Okay, next see if you can create your own matrix multiplication kernel. Remember that there is a reduction operation in a matrix multiplication that needs to be run after the multiplication, so watch out for data races!

In [0]:
# Create your kernel here

mod_mari = SourceModule("""
  __global__ void doublify(float *a)
  {
    int idx = threadIdx.x + threadIdx.y*4;
    a[idx] *= 3;
  }
  """)

func = mod_mari.get_function("doublify")
func(b_gpu, block=(4,4,1))

b_doubled = np.empty_like(b)
cuda.memcpy_dtoh(b_doubled, b_gpu)
print(b_doubled)
print(b)


[[-46.944664  -4.636413 -33.11819   -5.62018 ]
 [ 10.790088  19.951454  59.376472 -31.033104]
 [ 10.776745  40.776917 -20.283575 -12.632284]
 [-14.417896  31.72652  -14.61359   -8.637716]]
[[-1.9560276  -0.19318388 -1.3799247  -0.23417418]
 [ 0.449587    0.8313106   2.4740198  -1.293046  ]
 [ 0.44903103  1.6990381  -0.845149   -0.5263452 ]
 [-0.6007457   1.3219384  -0.6088996  -0.35990486]]


In [0]:
mod2_mari = SourceModule("""
  __global__ void getInfo(int *a)
  {
    int idx = threadIdx.x;
    a[idx] = threadIdx.x;

  }
  """)

# Create an empty 1d array
d = np.zeros((16), dtype=np.uint32)
print(d)
# Allocate GPU memory
d_gpu = cuda.mem_alloc(d.nbytes)
# clear the gpu memory
cuda.memcpy_htod(d_gpu, d)

# Get the function handle
func2 = mod2_mari.get_function("getInfo")
# Create a lauch configuration with 4 threads and 1 block
func2(d_gpu, block=(4,1,1))

# Create array for output
d_out = np.empty_like(d)
# Copy the gpu memory to the host
cuda.memcpy_dtoh(d_out, d_gpu)

# Print data out
print(d_out)

# Free up the memory
d_gpu.free()


[0 0 0 0 0 0 0 0 0 0 0 0 0 0 0 0]
[0 1 2 3 0 0 0 0 0 0 0 0 0 0 0 0]


In [0]:
mod3_mari = SourceModule("""
  __global__ void getInfo(int *a)
  {
    int idx = threadIdx.x + blockIdx.x * blockDim.x;
    a[idx] = idx;

  }
  """)


# Allocate GPU memory
d_gpu = cuda.mem_alloc(d.nbytes)
# clear the gpu memory
cuda.memcpy_htod(d_gpu, d)

# Get the function handle
func3 = mod3_mari.get_function("getInfo")
# Create a lauch configuration with 4 threads and 4 blocks
func3(d_gpu, block=(4,1,1), grid=(4,1,1))
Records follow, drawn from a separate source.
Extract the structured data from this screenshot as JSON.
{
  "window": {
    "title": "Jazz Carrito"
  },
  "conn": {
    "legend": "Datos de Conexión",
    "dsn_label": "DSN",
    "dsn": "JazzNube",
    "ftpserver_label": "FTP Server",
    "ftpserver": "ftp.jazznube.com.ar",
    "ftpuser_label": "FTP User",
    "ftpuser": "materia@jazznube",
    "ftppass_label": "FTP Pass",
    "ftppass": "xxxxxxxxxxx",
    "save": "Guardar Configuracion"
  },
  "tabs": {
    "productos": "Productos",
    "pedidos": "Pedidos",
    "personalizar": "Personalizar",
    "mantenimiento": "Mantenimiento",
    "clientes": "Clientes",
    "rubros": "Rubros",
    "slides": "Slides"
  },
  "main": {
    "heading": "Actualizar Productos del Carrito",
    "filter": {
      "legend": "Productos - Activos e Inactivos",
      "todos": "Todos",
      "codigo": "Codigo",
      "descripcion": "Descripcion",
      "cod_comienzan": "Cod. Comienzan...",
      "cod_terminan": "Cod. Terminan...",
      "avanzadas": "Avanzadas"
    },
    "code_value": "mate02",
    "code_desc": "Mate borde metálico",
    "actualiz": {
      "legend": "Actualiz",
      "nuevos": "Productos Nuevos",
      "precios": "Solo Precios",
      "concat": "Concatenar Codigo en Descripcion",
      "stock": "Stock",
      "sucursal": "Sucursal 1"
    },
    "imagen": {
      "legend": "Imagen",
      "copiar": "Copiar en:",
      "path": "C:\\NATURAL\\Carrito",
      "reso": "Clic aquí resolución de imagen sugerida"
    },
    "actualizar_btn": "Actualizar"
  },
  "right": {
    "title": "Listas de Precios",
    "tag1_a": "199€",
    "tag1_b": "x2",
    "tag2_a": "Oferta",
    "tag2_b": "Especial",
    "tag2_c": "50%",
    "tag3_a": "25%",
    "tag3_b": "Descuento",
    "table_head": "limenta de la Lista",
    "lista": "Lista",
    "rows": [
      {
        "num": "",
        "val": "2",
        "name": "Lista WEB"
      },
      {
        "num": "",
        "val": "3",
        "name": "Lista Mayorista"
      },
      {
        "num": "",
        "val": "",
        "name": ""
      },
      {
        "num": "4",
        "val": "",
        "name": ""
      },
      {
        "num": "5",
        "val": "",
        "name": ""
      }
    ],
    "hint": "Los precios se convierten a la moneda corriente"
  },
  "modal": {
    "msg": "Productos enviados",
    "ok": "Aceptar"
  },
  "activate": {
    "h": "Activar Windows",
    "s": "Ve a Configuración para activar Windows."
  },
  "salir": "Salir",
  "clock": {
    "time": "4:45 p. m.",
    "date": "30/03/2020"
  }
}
# Copy the gpu memory to the host
cuda.memcpy_dtoh(d_out, d_gpu)

# Present data as a matrix
print(d_out)

# Free gpu memory
d_gpu.free()

In [0]:
mod3_mari = SourceModule("""
  __global__ void getInfo(int *a)
  {
    int idx = threadIdx.x + blockIdx.x * blockDim.x;
    a[idx] = idx;

  }
  """)

In [3]:
b = np.zeros((4,4,4), dtype=np.uint32)
print(b)

[[[0 0 0 0]
  [0 0 0 0]
  [0 0 0 0]
  [0 0 0 0]]

 [[0 0 0 0]
  [0 0 0 0]
  [0 0 0 0]
  [0 0 0 0]]

 [[0 0 0 0]
  [0 0 0 0]
  [0 0 0 0]
  [0 0 0 0]]

 [[0 0 0 0]
  [0 0 0 0]
  [0 0 0 0]
  [0 0 0 0]]]


In [0]:
# Create your 
calling code here

Well done (or cmomiserations)!

You have completed the introduction.